J'apporte la clarté, le réconfort souvent,
A l'occasion je sais mordre cruellement,
L'impudent me voyant en animal dormant,
Docile dans mon coin et ronflant gentiment.
On me laisse le choix et soudain je rugis,
Mes crocs sont sans pitié et ma faim sans limite,
Partout je m'insinue et je cherche la vie,
Dévorant à loisir ce décor qui t'abrite.
Ce qui est amusant ? Je te suis nécessaire,
Sans moi tu serais mort depuis des millénaires,
Dévoré par le froid, qui lui est mon contraire,
Ou par des animaux explorant ton repaire.
Je suis d'enfer, de joie, mais aussi de Bengale,
L'été je cours les bois, qui peut dire qu'il m'égale ?
Du rasoir ou follet, sacré ou bien roulant,
De l'action ou petit, de tous bords ou à sang.

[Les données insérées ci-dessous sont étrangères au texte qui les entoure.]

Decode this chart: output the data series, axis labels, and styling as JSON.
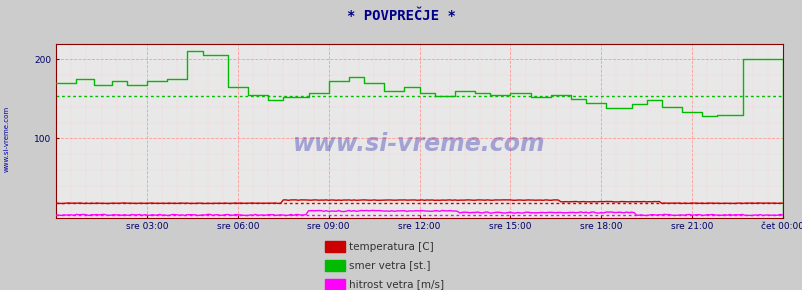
{
  "title": "* POVPREČJE *",
  "title_color": "#000088",
  "bg_color": "#cccccc",
  "plot_bg_color": "#e8e8e8",
  "grid_color_major": "#ff9999",
  "grid_color_minor": "#ffcccc",
  "ylim": [
    0,
    220
  ],
  "yticks": [
    100,
    200
  ],
  "xtick_labels": [
    "sre 03:00",
    "sre 06:00",
    "sre 09:00",
    "sre 12:00",
    "sre 15:00",
    "sre 18:00",
    "sre 21:00",
    "čet 00:00"
  ],
  "xtick_positions": [
    36,
    72,
    108,
    144,
    180,
    216,
    252,
    288
  ],
  "n_points": 289,
  "watermark": "www.si-vreme.com",
  "legend_labels": [
    "temperatura [C]",
    "smer vetra [st.]",
    "hitrost vetra [m/s]"
  ],
  "legend_colors": [
    "#cc0000",
    "#00bb00",
    "#ff00ff"
  ],
  "avg_wind_dir": 153,
  "avg_temp": 18,
  "avg_wind_speed": 3,
  "wind_dir_color": "#00bb00",
  "temp_color": "#cc0000",
  "wind_speed_color": "#ff00ff",
  "line_width": 1.0,
  "sidebar_text": "www.si-vreme.com",
  "sidebar_color": "#0000aa"
}
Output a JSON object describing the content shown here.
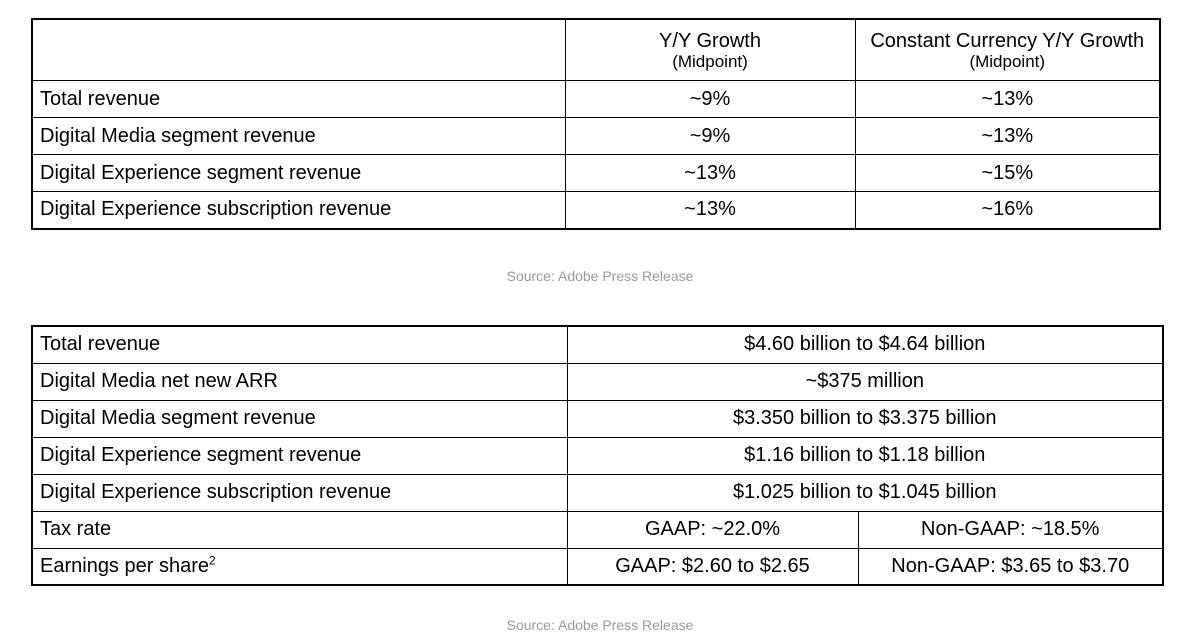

J'ai mille aspects et noms, en héros, dessiné,
Des représentations, je fus divinisé.
Connais-tu le premier qui osa me dompter,
S'approchant lentement, me montrant du respect.
Je suis doux, je suis fort, pourtant je peux mourir,
Je m'éteins lentement, pousse un dernier soupir.
Tu viens souffler sur moi, tu ne peux plus rien faire,
Le gel saisit tes doigts, la nuit te désespère.
Mais le pire est ailleurs, je suis élémentaire.
Je vis dans l'univers, venant parfois du ciel,
Souvent des profondeurs, du sous-sol je suis fiel.
Pour effacer tes traces je serai nucléaire.
Ton univers me va, j'y ai posé ma marque,
J'ai tout appris de toi en l'art de la cuisine,
Pour apprécier les plats d'une façon plus fine,
Ami de Désiré, j'ai dégusté Jeanne d'Arc !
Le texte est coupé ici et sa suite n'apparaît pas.